Again he couldn’t deny his responsibility. “You don’t want to do this,” he advised her. “You’re not a killer any more than I am.”
“I know what you are,” she said again. “But you don’t know what I am.”
“Eve Williams.”
“That’s who I am. Not what,” she pointed out.
Human. But he dare not utter it aloud. She would know he was already aware of that, though, just as she was aware of the society. And she’d tracked him down, armed with a weapon that could actually end his centuries-long immortality. His body tensed as he realized what she was and exactly how much danger he was in. If he started to struggle with her, the crude weapon might accidentally fire. But then if he died, it wouldn’t be an accident.
She really intended to kill him. “You’re a huntress,” he said.
And he was the hunted.
Chapter Two
Her finger trembled against the trigger of the specialized weapon. All she had to do was crook her finger, pull the trigger and finally assuage the pain and frustration she’d suffered the past twenty years. Justice for Jennifer’s murder would fill the hole her loss had left in Eve’s life—it had to because nothing else had.
“You don’t want to do this,” the professor said again, his deep voice as hypnotic as all his students found it when he lectured.
She’d graduated some time ago, but she didn’t remember any teacher ever having the hold over his students that Professor Vossimer had. It was as if he brainwashed them to believe everything he said. While those naive, young students hung on his every word, she knew he spoke no truth—only self-serving lies.

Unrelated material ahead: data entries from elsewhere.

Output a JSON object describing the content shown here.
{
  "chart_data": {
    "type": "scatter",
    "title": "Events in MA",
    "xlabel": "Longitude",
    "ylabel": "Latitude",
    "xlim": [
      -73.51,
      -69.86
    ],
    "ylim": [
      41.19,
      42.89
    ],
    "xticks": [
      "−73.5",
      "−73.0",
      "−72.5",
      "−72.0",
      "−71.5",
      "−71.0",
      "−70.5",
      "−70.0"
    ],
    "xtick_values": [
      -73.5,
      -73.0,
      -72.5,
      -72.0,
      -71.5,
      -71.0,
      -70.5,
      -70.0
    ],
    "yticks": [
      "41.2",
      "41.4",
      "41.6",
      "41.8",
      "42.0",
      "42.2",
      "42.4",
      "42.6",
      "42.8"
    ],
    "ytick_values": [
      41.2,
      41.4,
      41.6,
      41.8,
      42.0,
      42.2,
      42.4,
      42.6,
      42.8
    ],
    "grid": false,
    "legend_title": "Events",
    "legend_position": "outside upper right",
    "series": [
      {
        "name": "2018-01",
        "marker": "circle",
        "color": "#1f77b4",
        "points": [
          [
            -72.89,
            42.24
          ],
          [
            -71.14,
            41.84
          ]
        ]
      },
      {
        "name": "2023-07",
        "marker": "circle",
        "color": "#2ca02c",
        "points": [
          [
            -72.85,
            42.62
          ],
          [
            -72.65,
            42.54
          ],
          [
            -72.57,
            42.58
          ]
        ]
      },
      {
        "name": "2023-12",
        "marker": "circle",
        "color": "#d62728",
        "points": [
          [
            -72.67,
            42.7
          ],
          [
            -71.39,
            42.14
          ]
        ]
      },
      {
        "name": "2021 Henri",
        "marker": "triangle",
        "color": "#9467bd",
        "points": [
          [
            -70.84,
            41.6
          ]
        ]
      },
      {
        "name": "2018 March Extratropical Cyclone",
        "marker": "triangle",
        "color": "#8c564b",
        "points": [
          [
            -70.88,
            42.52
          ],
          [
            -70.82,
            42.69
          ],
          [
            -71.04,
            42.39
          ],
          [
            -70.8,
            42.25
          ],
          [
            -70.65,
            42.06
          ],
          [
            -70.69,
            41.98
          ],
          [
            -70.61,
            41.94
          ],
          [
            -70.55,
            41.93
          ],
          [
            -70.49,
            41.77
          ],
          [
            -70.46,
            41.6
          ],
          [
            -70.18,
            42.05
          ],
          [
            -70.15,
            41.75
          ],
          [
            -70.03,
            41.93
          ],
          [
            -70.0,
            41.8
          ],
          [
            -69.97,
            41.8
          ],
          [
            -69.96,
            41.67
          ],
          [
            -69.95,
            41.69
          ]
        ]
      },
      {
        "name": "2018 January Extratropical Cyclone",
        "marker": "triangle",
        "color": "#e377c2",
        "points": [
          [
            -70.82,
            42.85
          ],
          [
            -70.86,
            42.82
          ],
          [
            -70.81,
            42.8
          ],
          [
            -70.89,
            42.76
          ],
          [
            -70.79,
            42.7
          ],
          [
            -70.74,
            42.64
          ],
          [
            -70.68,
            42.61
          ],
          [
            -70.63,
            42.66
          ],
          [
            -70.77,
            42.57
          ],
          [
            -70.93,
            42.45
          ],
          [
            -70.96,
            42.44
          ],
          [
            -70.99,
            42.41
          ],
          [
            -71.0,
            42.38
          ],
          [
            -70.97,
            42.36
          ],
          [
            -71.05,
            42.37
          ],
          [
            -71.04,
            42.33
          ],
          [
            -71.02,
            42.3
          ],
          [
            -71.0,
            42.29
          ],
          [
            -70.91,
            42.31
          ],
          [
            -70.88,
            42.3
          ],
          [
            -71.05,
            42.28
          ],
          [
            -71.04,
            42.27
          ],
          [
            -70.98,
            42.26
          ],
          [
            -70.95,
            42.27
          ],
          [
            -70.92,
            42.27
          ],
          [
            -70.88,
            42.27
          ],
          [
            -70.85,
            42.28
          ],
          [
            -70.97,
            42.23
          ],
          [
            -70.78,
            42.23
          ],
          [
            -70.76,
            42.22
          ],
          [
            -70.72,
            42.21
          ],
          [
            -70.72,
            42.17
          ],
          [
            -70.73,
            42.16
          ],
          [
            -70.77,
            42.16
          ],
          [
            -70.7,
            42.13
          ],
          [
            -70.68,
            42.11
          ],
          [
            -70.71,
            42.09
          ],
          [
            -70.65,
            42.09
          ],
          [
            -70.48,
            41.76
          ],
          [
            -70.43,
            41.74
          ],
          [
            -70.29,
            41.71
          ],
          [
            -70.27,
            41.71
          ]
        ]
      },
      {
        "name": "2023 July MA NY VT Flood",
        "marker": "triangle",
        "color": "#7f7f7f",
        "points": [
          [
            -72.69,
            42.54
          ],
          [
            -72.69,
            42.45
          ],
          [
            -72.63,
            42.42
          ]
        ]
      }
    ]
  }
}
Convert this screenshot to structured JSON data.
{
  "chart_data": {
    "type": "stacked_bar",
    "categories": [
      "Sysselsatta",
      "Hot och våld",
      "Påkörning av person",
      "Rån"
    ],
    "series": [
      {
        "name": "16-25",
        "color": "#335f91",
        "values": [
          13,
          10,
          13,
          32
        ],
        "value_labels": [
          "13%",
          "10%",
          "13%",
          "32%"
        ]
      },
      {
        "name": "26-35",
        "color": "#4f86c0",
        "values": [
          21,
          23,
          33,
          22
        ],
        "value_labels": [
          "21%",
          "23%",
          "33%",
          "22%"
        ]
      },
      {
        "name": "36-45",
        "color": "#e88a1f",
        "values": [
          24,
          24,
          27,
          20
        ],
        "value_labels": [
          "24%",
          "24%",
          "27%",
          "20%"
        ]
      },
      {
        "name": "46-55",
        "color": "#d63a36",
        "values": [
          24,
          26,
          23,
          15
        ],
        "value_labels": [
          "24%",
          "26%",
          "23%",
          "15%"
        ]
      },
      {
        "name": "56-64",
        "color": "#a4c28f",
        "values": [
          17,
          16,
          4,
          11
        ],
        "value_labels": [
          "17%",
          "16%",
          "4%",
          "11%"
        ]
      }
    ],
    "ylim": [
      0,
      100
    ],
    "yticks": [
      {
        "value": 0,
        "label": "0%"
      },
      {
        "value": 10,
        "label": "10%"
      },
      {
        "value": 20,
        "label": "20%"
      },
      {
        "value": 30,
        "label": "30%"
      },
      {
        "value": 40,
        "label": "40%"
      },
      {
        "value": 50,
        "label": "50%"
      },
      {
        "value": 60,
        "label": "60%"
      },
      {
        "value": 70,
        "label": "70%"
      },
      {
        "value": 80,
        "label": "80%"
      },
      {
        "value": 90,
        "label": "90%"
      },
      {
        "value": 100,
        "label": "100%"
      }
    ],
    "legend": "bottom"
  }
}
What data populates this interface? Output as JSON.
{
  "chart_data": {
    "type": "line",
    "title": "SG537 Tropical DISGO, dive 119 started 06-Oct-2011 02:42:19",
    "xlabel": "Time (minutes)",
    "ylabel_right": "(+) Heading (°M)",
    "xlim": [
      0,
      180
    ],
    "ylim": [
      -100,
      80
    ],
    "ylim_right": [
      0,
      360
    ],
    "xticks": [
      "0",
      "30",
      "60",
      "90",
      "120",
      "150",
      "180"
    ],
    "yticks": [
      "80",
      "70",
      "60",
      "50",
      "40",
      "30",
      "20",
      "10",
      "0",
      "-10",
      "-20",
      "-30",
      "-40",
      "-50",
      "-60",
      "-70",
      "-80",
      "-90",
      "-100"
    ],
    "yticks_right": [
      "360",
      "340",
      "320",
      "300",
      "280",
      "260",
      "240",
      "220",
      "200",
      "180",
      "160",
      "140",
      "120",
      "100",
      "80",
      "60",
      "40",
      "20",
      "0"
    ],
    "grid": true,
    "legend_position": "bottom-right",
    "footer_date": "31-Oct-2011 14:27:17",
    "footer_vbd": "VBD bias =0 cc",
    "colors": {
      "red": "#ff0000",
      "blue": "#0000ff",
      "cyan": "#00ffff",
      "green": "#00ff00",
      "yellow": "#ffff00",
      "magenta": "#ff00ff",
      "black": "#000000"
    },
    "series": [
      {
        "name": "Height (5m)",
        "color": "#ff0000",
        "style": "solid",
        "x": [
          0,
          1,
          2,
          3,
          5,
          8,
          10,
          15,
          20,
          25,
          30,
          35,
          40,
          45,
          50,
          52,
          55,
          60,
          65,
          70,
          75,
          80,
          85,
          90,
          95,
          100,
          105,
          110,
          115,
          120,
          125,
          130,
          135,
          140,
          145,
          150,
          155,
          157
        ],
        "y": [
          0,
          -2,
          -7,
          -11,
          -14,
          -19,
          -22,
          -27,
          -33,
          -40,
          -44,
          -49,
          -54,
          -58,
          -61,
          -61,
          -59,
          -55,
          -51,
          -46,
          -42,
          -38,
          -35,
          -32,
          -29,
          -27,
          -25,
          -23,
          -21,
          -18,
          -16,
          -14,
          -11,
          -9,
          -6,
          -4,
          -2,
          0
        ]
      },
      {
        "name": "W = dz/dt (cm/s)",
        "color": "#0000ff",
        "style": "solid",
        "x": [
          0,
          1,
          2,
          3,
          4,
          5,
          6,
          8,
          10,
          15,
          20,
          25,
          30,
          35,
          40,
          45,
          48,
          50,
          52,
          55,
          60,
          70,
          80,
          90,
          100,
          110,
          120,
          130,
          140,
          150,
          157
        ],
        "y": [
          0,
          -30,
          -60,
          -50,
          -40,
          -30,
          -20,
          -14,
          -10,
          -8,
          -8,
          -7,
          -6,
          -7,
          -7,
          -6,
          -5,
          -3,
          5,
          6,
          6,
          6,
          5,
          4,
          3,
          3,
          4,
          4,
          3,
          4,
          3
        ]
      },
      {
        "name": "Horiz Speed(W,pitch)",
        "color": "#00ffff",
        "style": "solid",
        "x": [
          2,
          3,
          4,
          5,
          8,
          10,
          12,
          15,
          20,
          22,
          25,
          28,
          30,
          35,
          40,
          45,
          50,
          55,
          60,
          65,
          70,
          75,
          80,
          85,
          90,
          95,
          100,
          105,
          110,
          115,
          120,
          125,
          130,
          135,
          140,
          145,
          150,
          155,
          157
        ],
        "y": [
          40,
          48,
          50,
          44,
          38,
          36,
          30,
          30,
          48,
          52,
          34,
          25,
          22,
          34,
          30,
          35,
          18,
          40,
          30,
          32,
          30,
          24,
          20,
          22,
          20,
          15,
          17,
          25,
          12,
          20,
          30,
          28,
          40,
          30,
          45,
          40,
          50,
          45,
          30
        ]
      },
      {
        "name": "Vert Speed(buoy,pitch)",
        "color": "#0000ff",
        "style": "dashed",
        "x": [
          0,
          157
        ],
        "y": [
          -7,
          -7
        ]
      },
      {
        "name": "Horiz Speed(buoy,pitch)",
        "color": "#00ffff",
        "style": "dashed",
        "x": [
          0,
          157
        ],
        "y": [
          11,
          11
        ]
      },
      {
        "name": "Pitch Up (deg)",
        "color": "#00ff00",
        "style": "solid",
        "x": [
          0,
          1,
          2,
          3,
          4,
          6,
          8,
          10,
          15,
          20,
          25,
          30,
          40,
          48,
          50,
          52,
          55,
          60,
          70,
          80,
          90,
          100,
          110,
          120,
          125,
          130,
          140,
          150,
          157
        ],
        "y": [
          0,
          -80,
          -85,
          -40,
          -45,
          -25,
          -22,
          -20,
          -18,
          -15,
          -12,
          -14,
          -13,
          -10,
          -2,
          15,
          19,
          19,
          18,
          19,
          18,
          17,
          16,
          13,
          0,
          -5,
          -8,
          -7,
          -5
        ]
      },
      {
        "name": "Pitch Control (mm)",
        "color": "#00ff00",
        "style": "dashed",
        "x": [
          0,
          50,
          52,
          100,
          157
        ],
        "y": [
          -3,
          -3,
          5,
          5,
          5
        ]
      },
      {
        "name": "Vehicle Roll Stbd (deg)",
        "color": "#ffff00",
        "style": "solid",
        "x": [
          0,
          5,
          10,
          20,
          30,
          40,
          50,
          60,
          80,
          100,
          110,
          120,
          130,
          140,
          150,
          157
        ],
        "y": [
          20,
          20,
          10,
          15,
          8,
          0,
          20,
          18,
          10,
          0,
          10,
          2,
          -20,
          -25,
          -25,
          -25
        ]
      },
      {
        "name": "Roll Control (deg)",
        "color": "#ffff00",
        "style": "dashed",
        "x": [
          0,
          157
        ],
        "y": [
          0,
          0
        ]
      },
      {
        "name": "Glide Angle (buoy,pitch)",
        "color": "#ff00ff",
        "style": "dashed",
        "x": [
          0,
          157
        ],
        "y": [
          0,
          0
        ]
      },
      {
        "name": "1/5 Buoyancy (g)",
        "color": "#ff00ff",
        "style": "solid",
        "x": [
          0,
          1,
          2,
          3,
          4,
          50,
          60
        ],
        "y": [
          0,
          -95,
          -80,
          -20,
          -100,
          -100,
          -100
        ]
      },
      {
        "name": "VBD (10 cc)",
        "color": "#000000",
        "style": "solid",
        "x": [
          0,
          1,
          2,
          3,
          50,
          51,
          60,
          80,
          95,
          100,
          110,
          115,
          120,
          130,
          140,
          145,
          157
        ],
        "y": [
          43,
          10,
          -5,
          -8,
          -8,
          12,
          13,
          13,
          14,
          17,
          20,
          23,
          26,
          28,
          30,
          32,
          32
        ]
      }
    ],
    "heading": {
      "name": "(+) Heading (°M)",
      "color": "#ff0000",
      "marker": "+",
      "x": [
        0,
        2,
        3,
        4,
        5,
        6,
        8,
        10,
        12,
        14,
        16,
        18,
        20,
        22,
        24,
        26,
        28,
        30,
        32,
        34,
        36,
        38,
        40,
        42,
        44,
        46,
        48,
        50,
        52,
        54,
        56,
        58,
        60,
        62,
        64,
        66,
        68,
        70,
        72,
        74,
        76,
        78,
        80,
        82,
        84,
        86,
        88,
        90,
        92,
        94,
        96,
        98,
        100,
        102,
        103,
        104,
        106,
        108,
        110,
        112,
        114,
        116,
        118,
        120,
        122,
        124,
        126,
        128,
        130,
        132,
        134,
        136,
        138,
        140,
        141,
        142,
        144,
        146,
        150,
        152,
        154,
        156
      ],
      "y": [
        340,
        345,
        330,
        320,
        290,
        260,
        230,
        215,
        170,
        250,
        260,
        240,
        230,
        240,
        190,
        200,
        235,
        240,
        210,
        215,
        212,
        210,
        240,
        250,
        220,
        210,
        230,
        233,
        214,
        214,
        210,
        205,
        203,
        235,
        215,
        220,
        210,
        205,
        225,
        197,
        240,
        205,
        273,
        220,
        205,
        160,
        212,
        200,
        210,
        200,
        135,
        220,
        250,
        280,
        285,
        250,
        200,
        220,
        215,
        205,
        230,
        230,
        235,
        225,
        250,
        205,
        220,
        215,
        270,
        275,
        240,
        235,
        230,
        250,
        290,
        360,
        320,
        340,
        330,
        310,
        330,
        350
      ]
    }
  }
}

“This is exactly what I want to do. What I need to do,” she insisted, “so that you can’t hurt anyone else the way you hurt Jennifer.” She’d been one of his students, too, long ago; his had been the last class her sister had ever attended. As payback, Eve wanted tonight’s lecture to be the last class he ever taught.
“I didn’t hurt Jennifer,” he said, his dark eyes warming slightly as he repeated her sister’s name.
“You remember her,” she realized.
He nodded.
“Good,” she said, her finger steadying. “I want you to know why I’m killing you, that it’s your sentence—your punishment—for what you’ve done.”
“You don’t know what I did. You don’t know anything about me.” He spoke slowly and quietly, as if he were trying to soothe her, or mesmerize her as he did his other students, into believing his lies.
Instead he incited her anger even more, because she was mad at herself for listening to him, for wanting to believe him. “You killed Jennifer!”
He shook his head. “I don’t understand why you think your sister is dead. Her body was never found.”